Tedeschi Trucks Band: Signs Review

The Tedeschi Trucks Band has always been a supergroup of sorts. It’s led by singer/guitarist Susan Tedeschi and guitarist Derek Trucks. Both are stars in their own right, Tedeschi for her solo career, and Trucks for his (and for his seminal work reinvigorating the Allman Brothers Band). Signs, the band’s fourth studio album, is an intimate showcase for Tedeschi, which features Trucks supporting his wife.

The intimacy of the album is surprising. The Tedeschi Trucks band is huge; 12 people huge. It’s a jury. Their previous releases have had a big sound, with lots of horns, guitar, and Tedeschi’s voice, which has the grit of Janis Joplin and the delicateness of Bonnie Raitt. Signs has some of those big band moments, but also many quieter ones, putting the spotlight on Tedeschi and her voice, along with some wonderful orchestral touches, and with Trucks more of a featured soloist.

“I’m Gonna Be There” is gentle, with loads of piano, and the aforementioned strings, written and arranged by band’s late flutist/keyboardist Kofi Burbridge. The uplifting chorus feels like something Carole King might have written. Trucks contributes a stinging slide guitar solo, which works with the background singers, but also brilliantly fights them. It’s a beautiful track, but not one with the typical Tedeschi Trucks Band sound. It’s hard to imagine how the band might jam it out for their live show, since it’s a fairly contained piece that might not lend itself to massive improvisation.

Signs isn’t all soft departure, though. There are some more familiar-sounding tracks. “Shame” is funky soul, with waves of horns and electric piano. Tedeschi benevolently rules over all of it with her voice, but Trucks is very much in the mix, figuratively and literally, with one of his most rocking solo’s of the album. With its tempo changes and different musical sections, it’s an expansive track. Trucks’ guitar playing is baked into the track, giving it a cohesion, rather than feeling like he’s just dropping his lead lines into the song.

Another of the album’s nicer moments is “The Ending,” a duet between Trucks and Tedeschi, with Trucks playing acoustic slide guitar. It doesn’t sound entirely like a country blues, although it veers in that direction. But it’s also not entirely folk. It’s mostly just two talented musicians pulling in influences and letting their exceptional taste dictate where the song goes. And it goes someplace beautiful.

As a huge Trucks fan, I wanted a lot of guitar on Signs. That’s not this album. Trucks is present, but he doesn’t dominate. Many of the performances are more keyboard-driven than guitar-led. It’s a fair transition. The two have their own bands, as well as this one, and they’re already four studio albums into its career. Many artists need to change things up or risk feeling stale. Signs isn’t a dramatic departure from the band’s previous work, but for now they are embracing a softer side.

The Review: 8.5/10

Can’t Miss Tracks

– The Ending
– Let Me Get By
– They Don’t Shy
– Signs (High Times)
– Shame

The Big Hit

– Shame

Review by Steven Ovadia

Buy the album: Amazon | Amazon UK

Steven Ovadia

Steven Ovadia interviews blues artists about their songwriting process for Working Mojo.

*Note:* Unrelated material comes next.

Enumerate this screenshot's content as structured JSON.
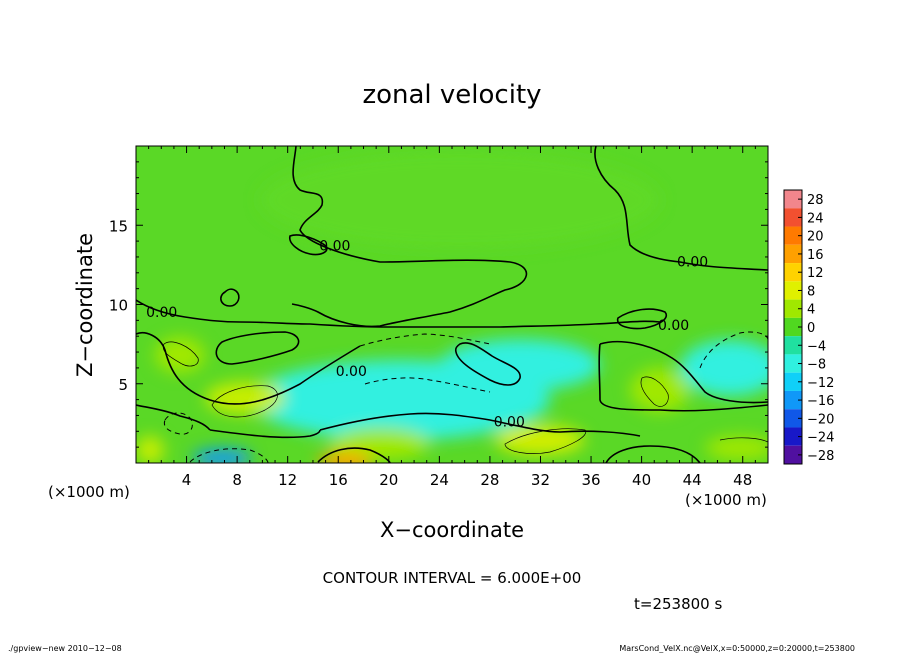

2 thoughts on “Tedeschi Trucks Band: Signs Review

  • March 5, 2019 at 7:55 pm

    Love this band but I require more of Truck’s guitar work.

  • July 30, 2019 at 4:21 pm

    my Gosh,

    i get goose bumps listening to this album

    Trucks guitar integrates so well and lifts up the music to new levels

    Bonamassa he’s not, he could steal the show, but his guitar seamlessly drifts through the tunes. Beautiful integrated slide and picking.

    Susan’s voice raises and falls with the beautiful refrains.

    This band is defining itself as one of the best of this era.

    Enjoy them while they’re around!